Family Visit to the Museum of Contemporary Art
Today we went to the Museum of Contemporary Art, mainly to see the Daniel Clowes show, though there was a whole bunch of great stuff there. Here's a video:
Family Visit to the Museum of Contemporary Art from Daniel X. O'Neil on Vimeo.
Here's some background info:
Approaching architecture: the MCA is a hulking building built specifically for modern art. The scale is perfect-- big, makes you feel like you are entering, but not too big, so you don't get lost. There's always something going on outside. Here's the plaza project pictured in the video: MCA Chicago Plaza Project: Amanda Ross-Ho:
The title of the exhibition is adapted from the 1980 photography handbook How to Control and Use Photographic Lighting, which demonstrates how different lighting drastically affects how details appear in an image. Illustrating this section of the manual is a still life of three objects: a cube, a sphere, and a mannequin’s head. For her iteration of the MCA Chicago Plaza Project, Ross-Ho re-creates this trio at a monolithic scale with faithful allegiance to the original image. Completing the installation is a large-scale rendering of a color calibration card—the color grid that is used to maintain accuracy in the printing or post-production of color photography because it remains consistent in various lighting conditions. By including this card—which is usually discarded or cropped out of finished photographs—Ross Ho presents an image that is self-consciously “contaminated,” as the color calibration card disrupts the composition. At the same time, its inclusion points to it as an artifact of a bygone era in which “accuracy” or “truth” in photography was a given.
Gaylen Gerber: this is the orange-hued room. Here's the MCA's take on the show and a snip:
This presentation is the artist’s first monographic exhibition at MCA Chicago, and comprises two parts. The first component is a visually sparse, site-responsive artwork located in the second-floor lobby in which he reprises a conceptual work by artist Michael Asher. The second is a color-saturated installation containing Gerber’s Supports, panels that incorporate silver-leafed souvenirs from the exhibition Crossing Through the Colors, a work in situ by artist Daniel Buren, which are presented alongside artworks from the MCA Collection—including work by artists Richard Artschwager, Cady Noland, Jim Nutt, and H. C. Westermann—and an additional work borrowed from DAS INSTITUT (Kerstin Brätsch and Adele Röder) with Allison Katz. Asher’s and Buren’s practices in particular function as points of departure for the exchanges that characterize Gerber’s practice, and both components of this project are equally important to the connections Gerber aims to make.
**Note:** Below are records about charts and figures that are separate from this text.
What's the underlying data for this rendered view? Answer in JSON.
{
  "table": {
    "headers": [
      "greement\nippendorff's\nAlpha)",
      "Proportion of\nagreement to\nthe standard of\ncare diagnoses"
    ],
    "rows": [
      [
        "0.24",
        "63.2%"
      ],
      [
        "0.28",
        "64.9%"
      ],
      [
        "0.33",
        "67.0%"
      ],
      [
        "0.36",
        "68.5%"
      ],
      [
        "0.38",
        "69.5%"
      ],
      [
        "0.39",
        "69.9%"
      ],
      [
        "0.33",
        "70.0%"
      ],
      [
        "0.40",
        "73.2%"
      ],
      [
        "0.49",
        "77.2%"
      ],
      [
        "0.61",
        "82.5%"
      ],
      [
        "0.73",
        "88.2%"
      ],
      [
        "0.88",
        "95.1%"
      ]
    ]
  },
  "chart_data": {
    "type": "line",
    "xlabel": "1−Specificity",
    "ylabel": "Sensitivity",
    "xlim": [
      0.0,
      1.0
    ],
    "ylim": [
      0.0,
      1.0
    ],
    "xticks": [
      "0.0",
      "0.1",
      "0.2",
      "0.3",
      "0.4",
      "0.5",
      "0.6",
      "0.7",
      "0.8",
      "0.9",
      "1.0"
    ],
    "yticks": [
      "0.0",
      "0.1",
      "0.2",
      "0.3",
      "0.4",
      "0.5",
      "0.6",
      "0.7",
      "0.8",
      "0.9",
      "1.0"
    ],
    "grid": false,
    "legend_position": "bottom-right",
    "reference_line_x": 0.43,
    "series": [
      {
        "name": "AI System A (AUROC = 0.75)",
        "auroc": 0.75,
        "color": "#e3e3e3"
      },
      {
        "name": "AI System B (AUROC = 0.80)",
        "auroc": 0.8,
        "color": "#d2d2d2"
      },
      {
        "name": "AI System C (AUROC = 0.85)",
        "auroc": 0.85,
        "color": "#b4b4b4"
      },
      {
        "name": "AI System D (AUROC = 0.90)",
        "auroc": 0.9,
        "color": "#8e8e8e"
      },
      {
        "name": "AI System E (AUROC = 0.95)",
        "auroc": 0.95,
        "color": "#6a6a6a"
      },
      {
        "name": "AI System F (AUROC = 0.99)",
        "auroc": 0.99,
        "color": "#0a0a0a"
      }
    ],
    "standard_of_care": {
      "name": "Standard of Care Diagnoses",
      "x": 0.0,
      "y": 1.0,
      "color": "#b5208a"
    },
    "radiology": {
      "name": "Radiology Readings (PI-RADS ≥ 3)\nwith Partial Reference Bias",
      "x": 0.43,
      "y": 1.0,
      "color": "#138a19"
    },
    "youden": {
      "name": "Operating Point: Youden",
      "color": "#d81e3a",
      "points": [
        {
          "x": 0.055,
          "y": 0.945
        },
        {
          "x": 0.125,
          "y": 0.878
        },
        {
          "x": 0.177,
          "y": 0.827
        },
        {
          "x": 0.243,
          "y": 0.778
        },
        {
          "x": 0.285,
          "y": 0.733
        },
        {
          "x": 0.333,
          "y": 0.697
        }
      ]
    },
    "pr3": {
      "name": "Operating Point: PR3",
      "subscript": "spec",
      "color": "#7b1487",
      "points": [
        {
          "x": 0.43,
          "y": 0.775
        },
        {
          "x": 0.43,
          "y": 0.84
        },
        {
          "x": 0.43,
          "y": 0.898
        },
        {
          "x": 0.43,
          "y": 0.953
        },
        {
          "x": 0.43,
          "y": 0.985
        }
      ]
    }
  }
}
The ping-pong table and other play spaces were a highlight.
On view Jun 29–Oct 13, 2013, artist Alberto Aguilar's Home Field Play is an installation of repurposed furniture, in which familiar household objects provide visitors with opportunities for play, interaction, and repose. A dining table is transformed into a mirrored ping-pong table, a carpeted area houses a musical game involving bells and balloons, televisions turned on their side invite visitors to play familiar movies in a new light, and a bed offers moments of rest, reading and contemplation. Presented in association with the exhibition Homebodies, Aguilar invites three Chicago-based artists to activate the installation with a series of performances.
It was cool to check out Imperial Nail Salon (my parents’ living room) by my old-time friend, Dzine.
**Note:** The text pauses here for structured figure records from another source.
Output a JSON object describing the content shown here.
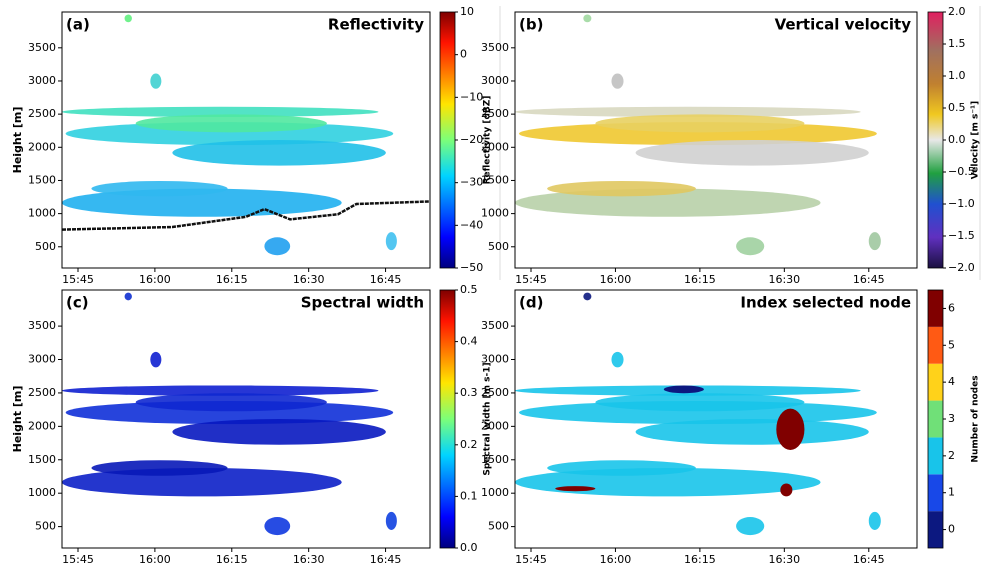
{
  "chart_data": [
    {
      "type": "heatmap",
      "panel_label": "(a)",
      "title": "Reflectivity",
      "y_label": "Height [m]",
      "ylim": [
        180,
        4040
      ],
      "yticks": [
        500,
        1000,
        1500,
        2000,
        2500,
        3000,
        3500
      ],
      "xticks": [
        "15:45",
        "16:00",
        "16:15",
        "16:30",
        "16:45"
      ],
      "colorbar": {
        "label": "Reflectivity [dBZ]",
        "colormap": "jet",
        "lim": [
          -50,
          10
        ],
        "ticks": [
          {
            "value": 10,
            "label": "10"
          },
          0,
          {
            "value": -10,
            "label": "−10"
          },
          {
            "value": -20,
            "label": "−20"
          },
          {
            "value": -30,
            "label": "−30"
          },
          {
            "value": -40,
            "label": "−40"
          },
          {
            "value": -50,
            "label": "−50"
          }
        ]
      }
    },
    {
      "type": "heatmap",
      "panel_label": "(b)",
      "title": "Vertical velocity",
      "ylim": [
        180,
        4040
      ],
      "yticks": [
        500,
        1000,
        1500,
        2000,
        2500,
        3000,
        3500
      ],
      "xticks": [
        "15:45",
        "16:00",
        "16:15",
        "16:30",
        "16:45"
      ],
      "colorbar": {
        "label": "Velocity [m s⁻¹]",
        "colormap": "diverging",
        "lim": [
          -2,
          2
        ],
        "ticks": [
          {
            "value": 2,
            "label": "2.0"
          },
          {
            "value": 1.5,
            "label": "1.5"
          },
          {
            "value": 1,
            "label": "1.0"
          },
          {
            "value": 0.5,
            "label": "0.5"
          },
          {
            "value": 0,
            "label": "0.0"
          },
          {
            "value": -0.5,
            "label": "−0.5"
          },
          {
            "value": -1,
            "label": "−1.0"
          },
          {
            "value": -1.5,
            "label": "−1.5"
          },
          {
            "value": -2,
            "label": "−2.0"
          }
        ]
      }
    },
    {
      "type": "heatmap",
      "panel_label": "(c)",
      "title": "Spectral width",
      "y_label": "Height [m]",
      "ylim": [
        180,
        4040
      ],
      "yticks": [
        500,
        1000,
        1500,
        2000,
        2500,
        3000,
        3500
      ],
      "xticks": [
        "15:45",
        "16:00",
        "16:15",
        "16:30",
        "16:45"
      ],
      "colorbar": {
        "label": "Spectral width [m s-1]",
        "colormap": "jet",
        "lim": [
          0,
          0.5
        ],
        "ticks": [
          {
            "value": 0.5,
            "label": "0.5"
          },
          0.4,
          0.3,
          0.2,
          0.1,
          {
            "value": 0,
            "label": "0.0"
          }
        ]
      }
    },
    {
      "type": "heatmap",
      "panel_label": "(d)",
      "title": "Index selected node",
      "ylim": [
        180,
        4040
      ],
      "yticks": [
        500,
        1000,
        1500,
        2000,
        2500,
        3000,
        3500
      ],
      "xticks": [
        "15:45",
        "16:00",
        "16:15",
        "16:30",
        "16:45"
      ],
      "colorbar": {
        "label": "Number of nodes",
        "colormap": "discrete",
        "lim": [
          -0.5,
          6.5
        ],
        "colors": [
          "#0c1880",
          "#1848e8",
          "#18c4ea",
          "#70e078",
          "#ffd21a",
          "#ff5a14",
          "#800000"
        ],
        "ticks": [
          0,
          1,
          2,
          3,
          4,
          5,
          6
        ]
      }
    }
  ]
}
Imperial Nail Salon (my parents’ living room) (2011–13) is an installation and interactive performance by Chicago-based artist Dzine. In homage to his mother’s nail salon business, which she ran in their family home, Dzine has recreated his childhood living room in one of the galleries at MCA Chicago. On two Saturdays a month during the exhibition Homebodies (Jun 29–Oct 13, 2013), two gifted nail artists will work in Dzine’s installation, creating customized nail designs for visitors with appointments.
The main event was really playfully done.
Daniel Clowes is an acclaimed comic book artist and graphic novelist—although he prefers the designation “cartoonist”—with nearly fifty publications to his credit. He is also a highly reputed magazine illustrator (and regular cover artist for the New Yorker) and an Oscar-nominated screenwriter for the film adaptation of his 1997 graphic novel Ghost World, which is widely credited with establishing the graphic novel as a credible literary form. This major survey, the first museum retrospective of Clowes’s work, presents more than 125 original drawings and artifacts in an elegant, inviting installation combining today’s graphic style with shades of a Victorian parlor. A traveling exhibition that first appeared at the Oakland Museum of California Art—the city that Chicago-born Clowes now calls home—the show will be expanded significantly for its MCA Chicago presentation.